Woke: When will we finally sleep?
Writer: Emilia Meenakshi Emmrich
Editor: Zhifan Ye
Photographer: Romy Newman
It’s a truth widely acknowledged that the students of Havergal College are, generally, desperately in need of sleep. The reasons for our collective exhaustion are varied, as are our coping mechanisms. Like many my age, I often find myself inundated with Internet advice on the latest ‘soothing balm’, ‘essential oil’, or ‘meditation app’ that will ‘totally help me fall asleep within seconds, I promise.’ These offerings, however, come with a hefty price tag. Sleep is considered one of the most individual, psychological of struggles, a private battle to be overcome with the shiniest new offering of the self-help industry. As corporate wellness has found out, restlessness pays. This is not a condemnation of sleep gadgets, let alone those that sleep easier because of them, but a critique of the way these trends shape our discourse around sleep.
Even here at Havergal, we usually talk about sleep as a quirk of our lifestyles. The origin of our restlessness is typically attributed to personal and seemingly inevitable workloads, if not the self-inflicted horrors of endless scrolling or procrastination. Sleep deprivation can be easily treated as the result of personal choices, not of a societal failing.
Yet, there are issues of privilege and oppression which are deeply interlocked with sleep, issues that no white noise machine can drown out. Undeniably, sleep is a class issue. If time is money, hours spent resting versus commuting or working a late shift can determine whether or not a working-class family makes rent that month. When workers struggle to sustain themselves off of minimum-wage jobs, sleepless nights become a matter of survival. This is not to mention the quality of sleep, which depends heavily on the safety, noise levels, and light pollution within one’s surroundings, which ultimately reflect their living conditions. Particularly for the unhoused population, a good night’s rest is a luxury that a growing number of people in Toronto cannot afford.
Sleep’s relationship to class also has an inseparable connection to race, as migrants, Indigenous people, and people of colour as a whole in Canada are particularly vulnerable to living in poverty.

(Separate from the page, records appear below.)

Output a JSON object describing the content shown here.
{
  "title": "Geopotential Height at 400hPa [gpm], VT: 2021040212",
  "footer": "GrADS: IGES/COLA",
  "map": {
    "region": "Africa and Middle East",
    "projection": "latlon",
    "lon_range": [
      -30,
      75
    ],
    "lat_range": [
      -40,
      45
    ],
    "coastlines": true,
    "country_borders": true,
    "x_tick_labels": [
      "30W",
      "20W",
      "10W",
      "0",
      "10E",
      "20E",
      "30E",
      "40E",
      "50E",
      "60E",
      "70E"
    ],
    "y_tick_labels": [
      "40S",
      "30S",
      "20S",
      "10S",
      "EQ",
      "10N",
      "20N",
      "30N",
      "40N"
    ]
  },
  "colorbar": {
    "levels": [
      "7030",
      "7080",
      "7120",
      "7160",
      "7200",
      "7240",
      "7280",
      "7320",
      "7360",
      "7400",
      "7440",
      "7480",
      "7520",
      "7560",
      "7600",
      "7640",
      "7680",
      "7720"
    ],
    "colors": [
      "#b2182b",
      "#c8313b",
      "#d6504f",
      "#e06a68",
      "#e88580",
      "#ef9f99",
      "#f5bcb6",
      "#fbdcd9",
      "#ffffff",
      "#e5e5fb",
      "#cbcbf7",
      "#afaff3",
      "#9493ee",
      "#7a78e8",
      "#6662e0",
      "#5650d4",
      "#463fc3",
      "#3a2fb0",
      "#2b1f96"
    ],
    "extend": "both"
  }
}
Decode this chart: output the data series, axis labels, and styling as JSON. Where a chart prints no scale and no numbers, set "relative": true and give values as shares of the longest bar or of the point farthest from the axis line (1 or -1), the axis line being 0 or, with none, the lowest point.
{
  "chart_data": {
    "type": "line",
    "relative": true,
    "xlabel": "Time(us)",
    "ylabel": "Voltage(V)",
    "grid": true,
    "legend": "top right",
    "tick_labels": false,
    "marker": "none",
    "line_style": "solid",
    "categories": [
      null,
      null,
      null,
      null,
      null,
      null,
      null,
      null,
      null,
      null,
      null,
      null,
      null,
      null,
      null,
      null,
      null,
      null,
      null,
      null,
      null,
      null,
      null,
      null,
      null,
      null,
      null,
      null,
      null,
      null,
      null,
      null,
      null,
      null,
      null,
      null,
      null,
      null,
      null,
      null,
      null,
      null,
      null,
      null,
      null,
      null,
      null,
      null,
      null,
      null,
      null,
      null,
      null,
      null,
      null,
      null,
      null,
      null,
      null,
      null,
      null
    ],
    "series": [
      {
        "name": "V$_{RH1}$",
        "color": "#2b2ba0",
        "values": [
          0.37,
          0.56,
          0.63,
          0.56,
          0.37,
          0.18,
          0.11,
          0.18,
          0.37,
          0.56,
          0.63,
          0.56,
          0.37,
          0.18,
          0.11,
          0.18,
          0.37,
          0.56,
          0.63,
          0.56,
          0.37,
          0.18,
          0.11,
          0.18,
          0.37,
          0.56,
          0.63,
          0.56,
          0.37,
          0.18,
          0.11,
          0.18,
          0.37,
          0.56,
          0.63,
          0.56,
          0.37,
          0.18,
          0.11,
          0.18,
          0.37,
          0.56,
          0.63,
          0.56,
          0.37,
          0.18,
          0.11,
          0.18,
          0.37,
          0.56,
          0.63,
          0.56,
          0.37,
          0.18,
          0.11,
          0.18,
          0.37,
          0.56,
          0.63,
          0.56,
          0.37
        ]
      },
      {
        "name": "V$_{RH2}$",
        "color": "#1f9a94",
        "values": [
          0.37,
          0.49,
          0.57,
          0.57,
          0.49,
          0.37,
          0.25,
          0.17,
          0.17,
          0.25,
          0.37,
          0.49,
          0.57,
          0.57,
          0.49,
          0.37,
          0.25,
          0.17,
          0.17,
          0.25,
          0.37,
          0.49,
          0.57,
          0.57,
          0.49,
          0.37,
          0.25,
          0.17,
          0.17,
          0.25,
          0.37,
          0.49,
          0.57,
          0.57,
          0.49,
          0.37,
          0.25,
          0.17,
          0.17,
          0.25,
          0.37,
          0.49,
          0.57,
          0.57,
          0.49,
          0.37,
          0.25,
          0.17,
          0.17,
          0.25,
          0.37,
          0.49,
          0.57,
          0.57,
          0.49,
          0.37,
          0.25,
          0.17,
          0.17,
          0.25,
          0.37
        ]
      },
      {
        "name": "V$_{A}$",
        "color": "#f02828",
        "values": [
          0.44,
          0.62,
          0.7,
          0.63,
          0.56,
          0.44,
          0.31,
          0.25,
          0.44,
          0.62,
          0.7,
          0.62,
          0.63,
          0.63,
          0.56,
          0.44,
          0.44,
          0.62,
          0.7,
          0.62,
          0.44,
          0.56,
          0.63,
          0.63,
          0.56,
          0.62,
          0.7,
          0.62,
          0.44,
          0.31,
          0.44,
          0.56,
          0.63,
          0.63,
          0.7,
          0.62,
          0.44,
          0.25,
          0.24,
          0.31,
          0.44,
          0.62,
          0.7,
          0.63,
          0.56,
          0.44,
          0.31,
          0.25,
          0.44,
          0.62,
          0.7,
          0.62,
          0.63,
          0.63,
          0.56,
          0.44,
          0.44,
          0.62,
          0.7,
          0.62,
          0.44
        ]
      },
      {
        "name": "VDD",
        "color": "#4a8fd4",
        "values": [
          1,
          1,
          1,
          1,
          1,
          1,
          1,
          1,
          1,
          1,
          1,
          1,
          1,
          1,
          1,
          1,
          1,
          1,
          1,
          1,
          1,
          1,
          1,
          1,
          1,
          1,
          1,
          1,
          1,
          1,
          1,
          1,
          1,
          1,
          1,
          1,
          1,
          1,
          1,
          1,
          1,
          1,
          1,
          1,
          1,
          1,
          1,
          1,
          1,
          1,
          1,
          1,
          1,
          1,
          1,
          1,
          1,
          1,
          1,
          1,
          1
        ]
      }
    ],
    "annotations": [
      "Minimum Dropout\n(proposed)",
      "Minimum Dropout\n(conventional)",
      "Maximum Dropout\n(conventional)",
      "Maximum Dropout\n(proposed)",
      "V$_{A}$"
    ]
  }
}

Though limited research is available on the connection between racialisation and sleep deprivation among Canadians, research in the United States has shown that Black, Chinese-American, and Latin-American people have higher rates of sleeplessness than white people, likely due to both poverty and added stressors that come with racialised oppression.
Many of us at Havergal have the privilege of checking out of sleepless nights as soon as March Break rolls around, making it easy to forget how intersecting hierarchies shape who has the privilege to sleep and whose sleeplessness is considered business as usual.